A Drenagem de um Casamento
Capítulo 3
O primeiro dia da minha nova vida começou às dez da manhã. Acordei com o sol no rosto, não com o som estridente do despertador.
Fiz um café sem pressa, sentei na varanda e observei o movimento da rua. Sem e-mails para responder, sem reuniões para preparar. A sensação era estranhamente boa. Libertadora.
Juliana passou por mim como um furacão, já vestida para o trabalho. Ela ainda achava que era uma piada, uma fase, um surto temporário.
"Você não vai mesmo trabalhar?" , ela perguntou, com a chave do carro na mão, a testa franzida em desaprovação.
"Não. Estou de férias permanentes."
Ela bufou e saiu, batendo a porta.
Nos dias seguintes, minha rotina era simples. Levar e buscar Sofia na escola, cozinhar o que tínhamos vontade, e passar horas na frente da TV, vencendo exércitos virtuais.
Juliana me observava. Ela chegava em casa e me encontrava no sofá. No começo, ela tentava conversar. Depois, passou a me ignorar, o rosto fechado numa máscara de desprezo. Ela ainda não conseguia acreditar que sua fonte de renda tinha secado.
A realidade bateu à sua porta uma semana depois, na forma de faturas.
Ela entrou na sala de estar, onde eu estava no meio de uma missão crucial no videogame. Ela parou na minha frente, bloqueando a visão da tela. Nas mãos, um monte de envelopes.
"Bruno, nós precisamos conversar."
Eu pausei o jogo. "Diga."
"As contas chegaram." Sua voz era tensa. "A fatura do cartão de crédito. A mensalidade da escola da Sofia. O condomínio. A prestação do carro. A conta de luz. Como vamos pagar tudo isso?"
Era a deixa que eu esperava.
Eu a encarei, minha expressão calma contrastando com seu pânico crescente.
"Não sei.
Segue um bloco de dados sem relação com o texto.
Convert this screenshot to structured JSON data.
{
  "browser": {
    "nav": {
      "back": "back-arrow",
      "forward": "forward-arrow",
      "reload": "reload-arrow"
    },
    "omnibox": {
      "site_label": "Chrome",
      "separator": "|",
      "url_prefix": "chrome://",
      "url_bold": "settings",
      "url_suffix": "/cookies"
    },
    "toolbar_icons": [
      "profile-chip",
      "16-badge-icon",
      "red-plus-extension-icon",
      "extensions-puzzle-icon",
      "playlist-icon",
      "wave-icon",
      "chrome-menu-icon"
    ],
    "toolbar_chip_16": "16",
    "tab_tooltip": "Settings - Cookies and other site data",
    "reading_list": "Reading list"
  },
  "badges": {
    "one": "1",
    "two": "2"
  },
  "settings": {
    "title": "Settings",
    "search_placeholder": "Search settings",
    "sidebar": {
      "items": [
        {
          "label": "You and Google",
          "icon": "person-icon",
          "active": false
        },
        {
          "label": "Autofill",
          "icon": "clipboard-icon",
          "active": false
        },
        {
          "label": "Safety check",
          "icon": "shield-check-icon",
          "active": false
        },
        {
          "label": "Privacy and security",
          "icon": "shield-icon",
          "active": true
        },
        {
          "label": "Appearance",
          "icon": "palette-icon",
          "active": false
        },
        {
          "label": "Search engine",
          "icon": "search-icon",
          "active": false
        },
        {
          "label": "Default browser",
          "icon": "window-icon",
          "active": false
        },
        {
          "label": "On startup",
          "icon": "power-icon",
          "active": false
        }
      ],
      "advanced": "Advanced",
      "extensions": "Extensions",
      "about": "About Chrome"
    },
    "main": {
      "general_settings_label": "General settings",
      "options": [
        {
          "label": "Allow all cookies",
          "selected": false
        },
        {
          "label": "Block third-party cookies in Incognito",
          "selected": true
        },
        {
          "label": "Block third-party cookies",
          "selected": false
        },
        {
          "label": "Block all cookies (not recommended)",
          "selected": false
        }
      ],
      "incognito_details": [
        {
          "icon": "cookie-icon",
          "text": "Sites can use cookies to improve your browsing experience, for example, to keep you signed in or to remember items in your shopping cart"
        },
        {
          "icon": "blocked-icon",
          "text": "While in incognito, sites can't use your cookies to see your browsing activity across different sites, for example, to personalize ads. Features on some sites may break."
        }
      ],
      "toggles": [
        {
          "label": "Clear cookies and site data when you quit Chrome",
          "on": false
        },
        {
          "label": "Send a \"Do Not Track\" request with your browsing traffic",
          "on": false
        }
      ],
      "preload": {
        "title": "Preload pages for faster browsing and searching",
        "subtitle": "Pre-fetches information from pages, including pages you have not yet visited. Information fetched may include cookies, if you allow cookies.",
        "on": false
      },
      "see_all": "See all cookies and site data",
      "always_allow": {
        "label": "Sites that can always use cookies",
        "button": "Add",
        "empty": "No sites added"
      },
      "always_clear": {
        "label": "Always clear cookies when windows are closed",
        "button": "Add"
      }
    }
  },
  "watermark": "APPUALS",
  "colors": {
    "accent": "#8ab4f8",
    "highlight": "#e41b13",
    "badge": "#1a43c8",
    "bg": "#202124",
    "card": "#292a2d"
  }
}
Talvez você devesse perguntar ao seu irmão."
Ela piscou, confusa. "O que o Pedro tem a ver com isso?"
"Bem, os vinte mil reais que você transferiu para ele na semana passada pagariam tudo isso. E ainda sobraria um bom troco."
O rosto de Juliana ficou pálido, depois vermelho de raiva.
"Como você...? Você estava me espionando?"
"Não preciso espionar, Juliana. É a nossa conta. Eu recebo as notificações. Ou você achou que eu nunca ia descobrir?"
Ela ficou sem palavras por um momento. A culpa e a raiva duelavam em seus olhos. A raiva venceu.
"Era uma emergência! O Pedro precisava do dinheiro para a oficina dele!"
"Outra emergência? Que curioso, as emergências do seu irmão sempre acontecem perto do dia do nosso pagamento."
"Você não entende! Ele é meu irmão! Minha família!"
"E eu e a Sofia somos o quê? Seus patrocinadores?"
A voz dela subiu uma oitava.
"Você é um egoísta! Eu sou dona de casa, cuido desta casa, da sua filha, e você acha que eu não tenho direito a nada? Aquele dinheiro também é meu!"
"Claro que é seu. Tão seu que você o entrega de mãos beijadas para um homem adulto e preguiçoso que se recusa a trabalhar. Enquanto isso, a mensalidade da NOSSA filha está atrasada."
As palavras a atingiram como um soco. Lágrimas começaram a brotar em seus olhos. Eram lágrimas de raiva, de frustração por ter sido descoberta.
"Eu te odeio!" , ela gritou.
Com um gesto dramático, ela pegou uma tigela de cerâmica da mesa de centro e a atirou contra a parede. Os cacos se espalharam pelo chão.
"Eu vou para a casa da minha mãe! Não aguento mais viver com um fracassado inútil!"
Ela pegou a bolsa e saiu, batendo a porta com uma força que fez os quadros da parede tremerem.
Eu não me movi. Apenas observei os cacos da tigela no chão. Era um bom resumo do nosso casamento. Quebrado, sem conserto.
Ouvi o som familiar do ônibus escolar parando na rua. Olhei pela janela. Sofia estava descendo, sua pequena mochila rosa nas costas.
Levantei-me calmamente, desviei dos cacos e fui até a porta. Abri com um sorriso no rosto.
"Papai!"
Sofia correu para os meus braços. Eu a levantei no ar e beijei sua bochecha.
"Como foi a escola, minha princesa?"
"Foi legal! A gente desenhou."
Enquanto ela me contava sobre seu dia, eu a levei para dentro. O caos da briga de minutos atrás pareceu desaparecer. Naquele momento, só existia ela. E a certeza de que eu estava fazendo a coisa certa. Por ela.